If there is one area that you really ought to look at as an excellent property investment, it is Cape Town’s Century City, says Helga Clemo, Seeff’s licensee for the area. The area offers a fabulous mix of property, many in a waterfront location, top class security and many complexes offer its own amenities such as a pool, gym or spa and access to the canals for water sport.
You can literally walk to the shops, gym, church and work, and Century City must rank as the top mixed-use neighbourhood in the country, says Ms Clemo who has operated here for 13 years. It is modern with top class architecture and plenty of greenery, and Century City is an excellent alternative to the busy CBD and Waterfront, she says further.
Despite a slower market, property values have continued trending upwards with sellers still able to turn a good profit. The average apartment price is up by about 10% over the last two years and now stands at around R2,52 million.
Although not a target for first-time buyers given the higher entry price level, the area attracts a lot of young people with around 36% being Millennials, and also caters for professionals, families and retirees.
More than half of the 250ha suburb is occupied by canals, nature reserves and commercial properties. It is very green with lots of palm trees, green belt areas and spectacular views of Table Mountain. You are central to everything with immediate access to major arterials including the N1 and easy access to the airport.
On your doorstep, you will find the Canal Walk Shopping Centre, Intaka Island Nature Reserve, kilometres of canals for various water sports, a Central Park which hosts events such as the Day Market, Night Market, Full Moon Hike, touch rugby and at times, the Galileo Open Air Cinema.
Recent expansion has added new offices and apartments, retirement units, a hotel and convention facilities, and Ms Clemo says that Century City has become a sought-after address for businesses, hotels and residents alike.
Adrian Louw, sales and rentals manager for Seeff says that over R1,1 billion in real estate has changed hands over the last three years, excluding new developments and the retirement sales.
85% of sales are sectional title with the R1.8m-R2.4m price band the most in-demand.
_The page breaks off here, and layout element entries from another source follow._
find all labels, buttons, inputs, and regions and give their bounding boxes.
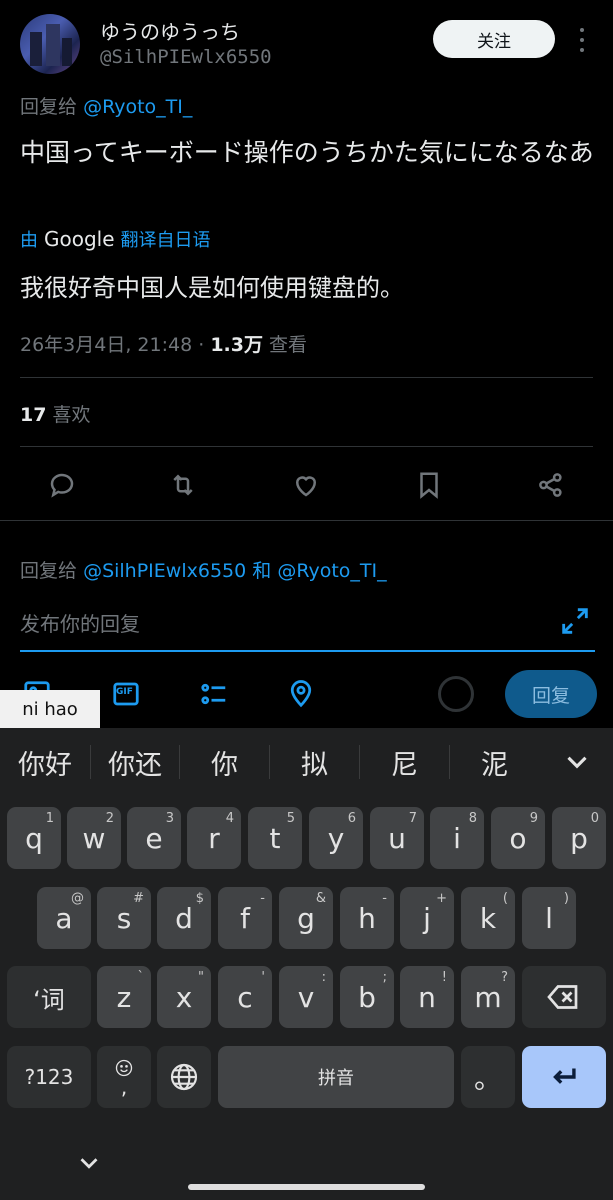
candidate-5[interactable]: 泥 bbox=[450, 740, 539, 784]
share-icon[interactable] bbox=[531, 465, 571, 505]
tweet-meta: 26年3月4日, 21:48 · 1.3万 查看 bbox=[20, 330, 307, 357]
bookmark-icon[interactable] bbox=[409, 465, 449, 505]
views-count: 1.3万 bbox=[210, 334, 263, 356]
location-icon[interactable] bbox=[284, 677, 318, 711]
key-z[interactable]: z ` bbox=[97, 966, 151, 1028]
key-h[interactable]: h- bbox=[340, 887, 394, 949]
gesture-nav-bar[interactable] bbox=[188, 1184, 425, 1190]
candidate-0[interactable]: 你好 bbox=[0, 740, 90, 784]
key-s[interactable]: s # bbox=[97, 887, 151, 949]
candidate-4[interactable]: 尼 bbox=[360, 740, 449, 784]
key-k[interactable]: k( bbox=[461, 887, 515, 949]
display-name[interactable]: ゆうのゆうっち bbox=[100, 16, 240, 45]
key-o[interactable]: o9 bbox=[491, 807, 545, 869]
ime-composition: ni hao bbox=[0, 690, 100, 728]
soft-keyboard bbox=[0, 728, 613, 1200]
divider bbox=[20, 446, 593, 447]
recipient-mention-1[interactable]: @SilhPIEwlx6550 bbox=[83, 560, 246, 582]
section-separator bbox=[0, 520, 613, 521]
key-e[interactable]: e3 bbox=[127, 807, 181, 869]
likes-stat[interactable]: 17 喜欢 bbox=[20, 400, 91, 427]
key-n[interactable]: n! bbox=[400, 966, 454, 1028]
key-y[interactable]: y6 bbox=[309, 807, 363, 869]
key-x[interactable]: x " bbox=[157, 966, 211, 1028]
key-b[interactable]: b; bbox=[340, 966, 394, 1028]
period-key[interactable]: 。 bbox=[461, 1046, 515, 1108]
character-count-ring bbox=[438, 676, 474, 712]
reply-prefix: 回复给 bbox=[20, 560, 78, 582]
reply-context: 回复给 @Ryoto_TI_ bbox=[20, 92, 192, 119]
globe-icon[interactable] bbox=[157, 1046, 211, 1108]
key-v[interactable]: v: bbox=[279, 966, 333, 1028]
likes-count: 17 bbox=[20, 404, 47, 426]
more-options-icon[interactable] bbox=[572, 28, 592, 52]
google-logo: Google bbox=[44, 227, 115, 251]
key-m[interactable]: m? bbox=[461, 966, 515, 1028]
avatar[interactable] bbox=[20, 14, 80, 74]
reply-prefix: 回复给 bbox=[20, 96, 78, 118]
gif-label: GIF bbox=[116, 687, 133, 697]
key-i[interactable]: i8 bbox=[430, 807, 484, 869]
user-handle[interactable]: @SilhPIEwlx6550 bbox=[100, 46, 272, 68]
gif-icon[interactable]: GIF bbox=[109, 677, 143, 711]
key-r[interactable]: r4 bbox=[187, 807, 241, 869]
key-w[interactable]: w2 bbox=[67, 807, 121, 869]
key-c[interactable]: c ' bbox=[218, 966, 272, 1028]
translated-from-label: 翻译自日语 bbox=[120, 230, 211, 251]
retweet-icon[interactable] bbox=[163, 465, 203, 505]
candidate-3[interactable]: 拟 bbox=[270, 740, 359, 784]
hide-keyboard-icon[interactable] bbox=[74, 1148, 104, 1178]
reply-input[interactable]: 发布你的回复 bbox=[20, 608, 140, 637]
key-a[interactable]: a @ bbox=[37, 887, 91, 949]
recipient-mention-2[interactable]: @Ryoto_TI_ bbox=[277, 560, 386, 582]
reply-icon[interactable] bbox=[42, 465, 82, 505]
translation-attribution[interactable]: 由 Google 翻译自日语 bbox=[20, 226, 211, 252]
key-t[interactable]: t5 bbox=[248, 807, 302, 869]
follow-button[interactable]: 关注 bbox=[433, 20, 555, 58]
likes-label: 喜欢 bbox=[46, 404, 91, 426]
key-l[interactable]: l) bbox=[522, 887, 576, 949]
input-underline bbox=[20, 650, 595, 652]
translated-by-prefix: 由 bbox=[20, 230, 38, 251]
enter-icon[interactable] bbox=[522, 1046, 606, 1108]
key-q[interactable]: q1 bbox=[7, 807, 61, 869]
key-u[interactable]: u7 bbox=[370, 807, 424, 869]
candidate-1[interactable]: 你还 bbox=[91, 740, 179, 784]
reply-mention-link[interactable]: @Ryoto_TI_ bbox=[83, 96, 192, 118]
space-key[interactable]: 拼音 bbox=[218, 1046, 454, 1108]
divider bbox=[20, 377, 593, 378]
translated-text: 我很好奇中国人是如何使用键盘的。 bbox=[20, 274, 404, 302]
key-p[interactable]: p0 bbox=[552, 807, 606, 869]
tweet-text: 中国ってキーボード操作のうちかた気にになるなあ bbox=[20, 138, 594, 167]
comma-label: , bbox=[120, 1075, 128, 1099]
timestamp: 26年3月4日, 21:48 · bbox=[20, 334, 211, 356]
key-g[interactable]: g & bbox=[279, 887, 333, 949]
key-d[interactable]: d $ bbox=[157, 887, 211, 949]
poll-icon[interactable] bbox=[197, 677, 231, 711]
like-icon[interactable] bbox=[286, 465, 326, 505]
emoji-comma-key[interactable]: , bbox=[97, 1046, 151, 1108]
expand-icon[interactable] bbox=[558, 604, 592, 638]
symbols-key[interactable]: ?123 bbox=[7, 1046, 91, 1108]
recipient-joiner: 和 bbox=[252, 560, 272, 582]
reply-recipients[interactable]: 回复给 @SilhPIEwlx6550 和 @Ryoto_TI_ bbox=[20, 556, 387, 583]
candidate-2[interactable]: 你 bbox=[180, 740, 269, 784]
key-j[interactable]: j + bbox=[400, 887, 454, 949]
shift-key[interactable]: ‘词 bbox=[7, 966, 91, 1028]
chevron-down-icon[interactable] bbox=[560, 745, 594, 779]
key-f[interactable]: f- bbox=[218, 887, 272, 949]
backspace-icon[interactable] bbox=[522, 966, 606, 1028]
views-label: 查看 bbox=[262, 334, 308, 356]
reply-button[interactable]: 回复 bbox=[505, 670, 597, 718]
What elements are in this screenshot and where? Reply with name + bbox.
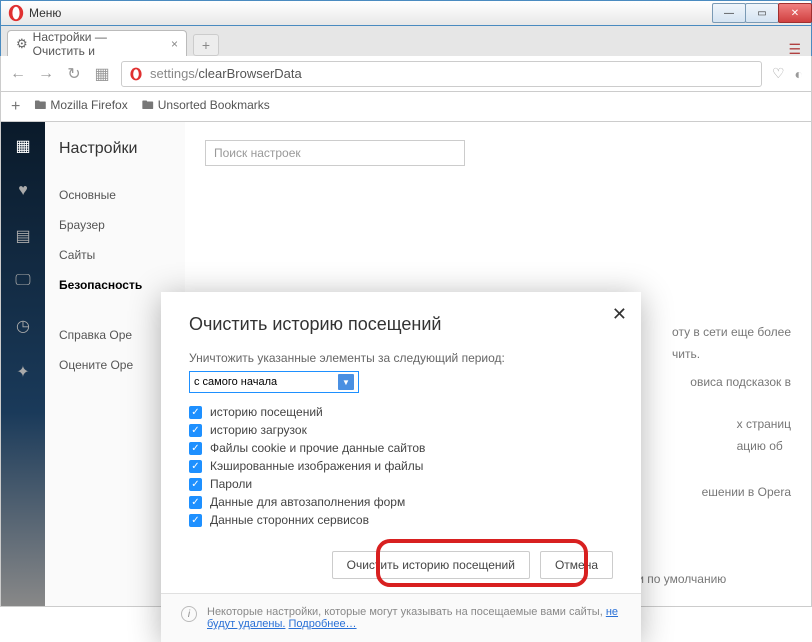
folder-icon: 🖿	[142, 98, 154, 112]
maximize-button[interactable]: ▭	[745, 3, 779, 23]
page-title: Настройки	[59, 140, 185, 158]
cancel-button[interactable]: Отмена	[540, 551, 613, 579]
check-cached-images[interactable]: ✓Кэшированные изображения и файлы	[189, 459, 613, 473]
rail-heart-icon[interactable]: ♥	[13, 182, 33, 200]
sidebar-item-browser[interactable]: Браузер	[59, 210, 185, 240]
checkbox-icon: ✓	[189, 478, 202, 491]
check-third-party[interactable]: ✓Данные сторонних сервисов	[189, 513, 613, 527]
window-titlebar: Меню — ▭ ✕	[0, 0, 812, 26]
footer-text: Некоторые настройки, которые могут указы…	[207, 606, 621, 630]
checkbox-icon: ✓	[189, 514, 202, 527]
clear-options-list: ✓историю посещений ✓историю загрузок ✓Фа…	[189, 405, 613, 527]
checkbox-icon: ✓	[189, 406, 202, 419]
time-prompt: Уничтожить указанные элементы за следующ…	[189, 351, 613, 365]
dialog-footer: i Некоторые настройки, которые могут ука…	[161, 593, 641, 642]
settings-search-input[interactable]: Поиск настроек	[205, 140, 465, 166]
checkbox-icon: ✓	[189, 424, 202, 437]
rail-news-icon[interactable]: ▤	[13, 226, 33, 246]
bookmarks-bar: + 🖿Mozilla Firefox 🖿Unsorted Bookmarks	[0, 92, 812, 122]
menu-button[interactable]: Меню	[29, 6, 61, 20]
folder-icon: 🖿	[34, 98, 46, 112]
content-area: ▦ ♥ ▤ 🖵 ◷ ✦ Настройки Основные Браузер С…	[0, 122, 812, 607]
checkbox-icon: ✓	[189, 460, 202, 473]
check-autofill[interactable]: ✓Данные для автозаполнения форм	[189, 495, 613, 509]
forward-icon[interactable]: →	[37, 65, 55, 83]
bg-text: оту в сети еще болеечить.	[672, 322, 791, 365]
tab-title: Настройки — Очистить и	[33, 30, 161, 58]
new-tab-button[interactable]: +	[193, 34, 219, 56]
address-bar[interactable]: settings/clearBrowserData	[121, 61, 762, 87]
time-range-select[interactable]: с самого начала ▼	[189, 371, 359, 393]
minimize-button[interactable]: —	[712, 3, 746, 23]
bookmark-folder[interactable]: 🖿Mozilla Firefox	[34, 96, 127, 117]
check-cookies[interactable]: ✓Файлы cookie и прочие данные сайтов	[189, 441, 613, 455]
bg-text: овиса подсказок в	[690, 372, 791, 394]
checkbox-icon: ✓	[189, 442, 202, 455]
bg-text: ешении в Opera	[702, 482, 791, 504]
sidebar-item-basic[interactable]: Основные	[59, 180, 185, 210]
address-toolbar: ← → ↻ ▦ settings/clearBrowserData ♡ ◐	[0, 56, 812, 92]
rail-clock-icon[interactable]: ◷	[13, 316, 33, 336]
check-download-history[interactable]: ✓историю загрузок	[189, 423, 613, 437]
close-window-button[interactable]: ✕	[778, 3, 812, 23]
check-browsing-history[interactable]: ✓историю посещений	[189, 405, 613, 419]
sync-icon[interactable]: ◐	[795, 66, 803, 82]
checkbox-icon: ✓	[189, 496, 202, 509]
bg-text: х страницацию об	[737, 414, 791, 457]
speed-dial-icon[interactable]: ▦	[93, 64, 111, 84]
add-bookmark-button[interactable]: +	[11, 98, 20, 116]
heart-icon[interactable]: ♡	[772, 65, 785, 82]
gear-icon: ⚙	[16, 36, 28, 52]
dialog-title: Очистить историю посещений	[189, 314, 613, 335]
check-passwords[interactable]: ✓Пароли	[189, 477, 613, 491]
opera-o-icon	[128, 66, 144, 82]
rail-puzzle-icon[interactable]: ✦	[13, 362, 33, 382]
icon-rail: ▦ ♥ ▤ 🖵 ◷ ✦	[1, 122, 45, 606]
tab-strip: ⚙ Настройки — Очистить и × + ☰	[0, 26, 812, 56]
clear-data-dialog: ✕ Очистить историю посещений Уничтожить …	[161, 292, 641, 642]
back-icon[interactable]: ←	[9, 65, 27, 83]
dialog-actions: Очистить историю посещений Отмена	[189, 551, 613, 579]
footer-link-more[interactable]: Подробнее…	[289, 618, 357, 630]
sidebar-item-sites[interactable]: Сайты	[59, 240, 185, 270]
clear-button[interactable]: Очистить историю посещений	[332, 551, 530, 579]
info-icon: i	[181, 606, 197, 622]
chevron-down-icon: ▼	[338, 374, 354, 390]
close-tab-icon[interactable]: ×	[171, 37, 178, 51]
close-dialog-button[interactable]: ✕	[612, 304, 627, 325]
tab-settings[interactable]: ⚙ Настройки — Очистить и ×	[7, 30, 187, 56]
address-text: settings/clearBrowserData	[150, 66, 302, 81]
select-value: с самого начала	[194, 376, 277, 388]
bookmark-folder[interactable]: 🖿Unsorted Bookmarks	[142, 96, 270, 117]
menu-icon[interactable]: ☰	[788, 42, 801, 56]
rail-grid-icon[interactable]: ▦	[13, 136, 33, 156]
rail-display-icon[interactable]: 🖵	[13, 272, 33, 290]
opera-logo-icon	[7, 4, 25, 22]
reload-icon[interactable]: ↻	[65, 64, 83, 84]
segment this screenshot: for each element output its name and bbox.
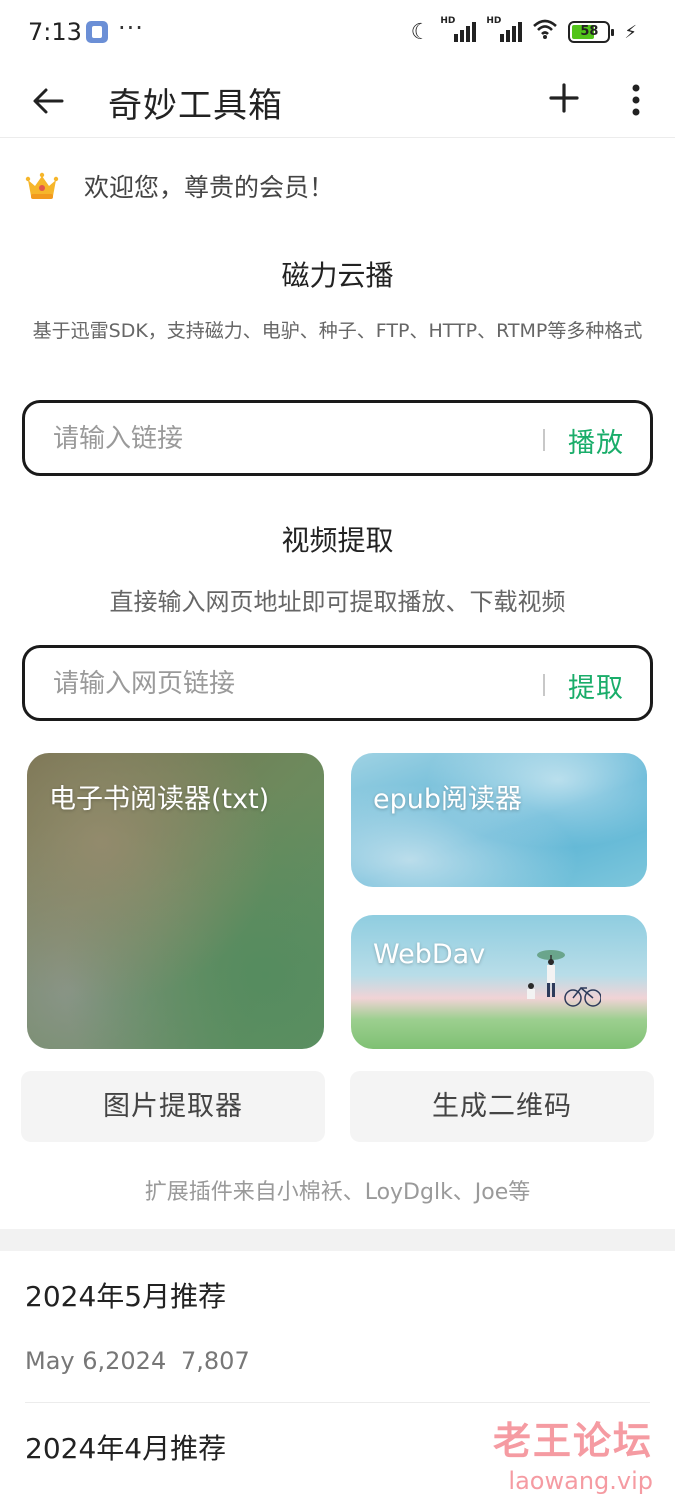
wifi-icon [532,18,558,46]
input-separator [543,674,545,696]
txt-reader-label: 电子书阅读器(txt) [49,784,270,815]
video-link-box: 提取 [22,645,653,721]
video-section-description: 直接输入网页地址即可提取播放、下载视频 [109,588,566,616]
input-separator [543,429,545,451]
app-bar: 奇妙工具箱 [0,64,675,138]
magnet-section-description: 基于迅雷SDK，支持磁力、电驴、种子、FTP、HTTP、RTMP等多种格式 [32,320,643,342]
article-title: 2024年4月推荐 [25,1432,227,1465]
webdav-label: WebDav [373,939,486,970]
epub-reader-card[interactable]: epub阅读器 [351,753,647,887]
illustration-figures-icon [527,950,601,1007]
magnet-link-box: 播放 [22,400,653,476]
welcome-text: 欢迎您，尊贵的会员！ [84,173,335,202]
battery-icon: 58 [568,21,615,43]
signal-icon-1: HD [440,16,477,44]
add-icon[interactable] [544,78,584,118]
signal-icon-2: HD [486,16,523,44]
status-bar: 7:13 ··· ☾ HD HD 58 ⚡ [0,0,675,64]
video-section-title: 视频提取 [281,524,394,557]
back-arrow-icon[interactable] [30,80,70,120]
do-not-disturb-icon: ☾ [410,19,431,45]
more-vert-icon[interactable] [616,80,656,120]
video-link-input[interactable] [53,666,523,702]
webdav-card[interactable]: WebDav [351,915,647,1049]
list-item[interactable]: 2024年5月推荐 May 6,2024 7,807 [0,1251,675,1403]
image-extractor-button[interactable]: 图片提取器 [21,1071,325,1142]
article-views: 7,807 [181,1347,250,1375]
charging-icon: ⚡ [624,21,637,43]
watermark-domain: laowang.vip [508,1467,653,1495]
battery-level: 58 [580,24,599,39]
crown-icon [24,168,60,204]
plugin-credits: 扩展插件来自小棉袄、LoyDglk、Joe等 [144,1180,531,1205]
watermark-name: 老王论坛 [492,1419,653,1463]
status-time: 7:13 [28,18,82,46]
magnet-link-input[interactable] [53,421,523,457]
txt-reader-card[interactable]: 电子书阅读器(txt) [27,753,324,1049]
play-button[interactable]: 播放 [568,421,624,460]
welcome-banner: 欢迎您，尊贵的会员！ [24,168,334,204]
page-title: 奇妙工具箱 [108,86,283,126]
watermark: 老王论坛 laowang.vip [493,1410,653,1495]
more-notifications-icon: ··· [118,14,144,42]
notification-app-icon [86,21,108,43]
app-screen: 7:13 ··· ☾ HD HD 58 ⚡ 奇妙工具箱 欢迎您，尊贵的会员！ 磁… [0,0,675,1500]
article-date: May 6,2024 [25,1347,167,1375]
extract-button[interactable]: 提取 [568,666,624,705]
magnet-section-title: 磁力云播 [281,259,394,292]
epub-reader-label: epub阅读器 [373,784,523,815]
section-divider [0,1229,675,1251]
article-title: 2024年5月推荐 [25,1280,227,1313]
qr-generator-button[interactable]: 生成二维码 [350,1071,654,1142]
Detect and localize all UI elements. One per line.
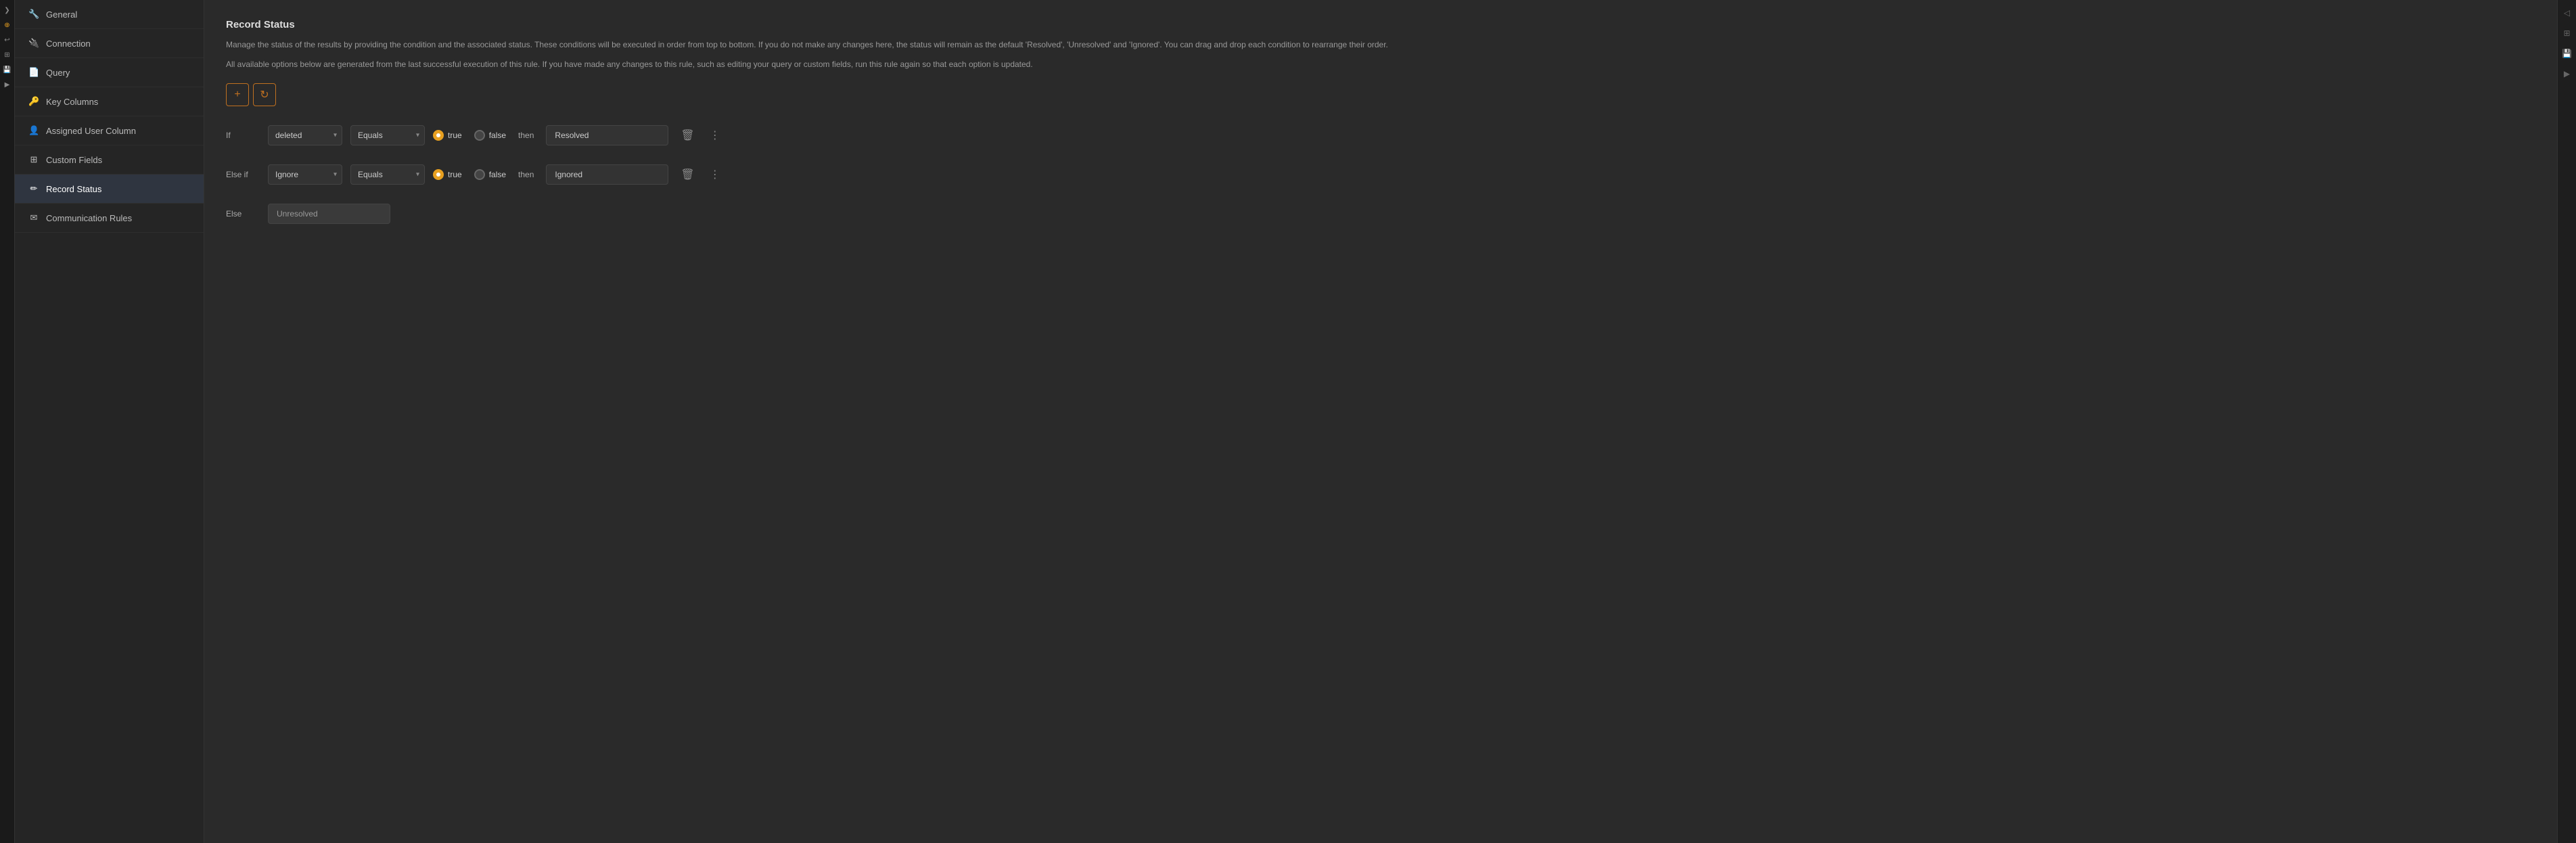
radio-false-2[interactable]: false: [474, 169, 506, 180]
sidebar-item-label: Key Columns: [46, 97, 98, 107]
condition-type-2: Else if: [226, 170, 260, 179]
condition-row-2: Else if Ignore Equals true false then: [226, 164, 2535, 185]
else-value-input: [268, 204, 390, 224]
doc-icon: 📄: [28, 67, 39, 78]
operator-select-1[interactable]: Equals: [350, 125, 425, 145]
sidebar-item-label: General: [46, 9, 77, 20]
wrench-icon: 🔧: [28, 9, 39, 20]
field-select-wrapper-2: Ignore: [268, 164, 342, 185]
radio-true-2[interactable]: true: [433, 169, 462, 180]
radio-false-label-1: false: [489, 131, 506, 140]
sidebar-item-connection[interactable]: 🔌 Connection: [15, 29, 204, 58]
key-icon: 🔑: [28, 96, 39, 107]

There is limited stock below R1.8m, generally only studios or small one-bedroomed apartments, says Mr Louw. Bucking the general trend, the upper end price band above R2.4m continues to trade well, provided the property is correctly priced.
In the full title sector, the R3.5m-R3.8m range is the “go-to” price point, but the upper end above R3.8m continues to attract demand. Anything below R3m is snapped up almost as soon as it comes onto the market due to scarcity.
Stock levels are robust with around 260 sales and 220 rental listings spread across all property types and price brackets, and there is a level of overpricing, hence deals are only concluded for market-related priced properties, says Mr Louw. Suspensive conditions, especially relating to the sale of the purchaser’s property, is also causing a delay in transfers and affecting the pace of sales.
Aside from a keen demand in sales, there is excellent activity in the rental market with rentals concluded at upwards of R11,000/month for a studio unit to R12,000-R14,000/month for a two-bedroomed apartment depending on the complex. Top end properties now rent out at around R18,000-R28,000/month, he says.
As traffic and prices rise in the CBD area, Ms Clemo expects more people to head to Century City as an alternative. The limited land space, ideal location and quality developments make it a top investment choice, and with so much good stock on offer right now, it is an excellent time to buy, but she recommends that buyers make offers and allow agents to negotiate the best price. If they are not sure what to offer, ask your agent what a good starting offer would be.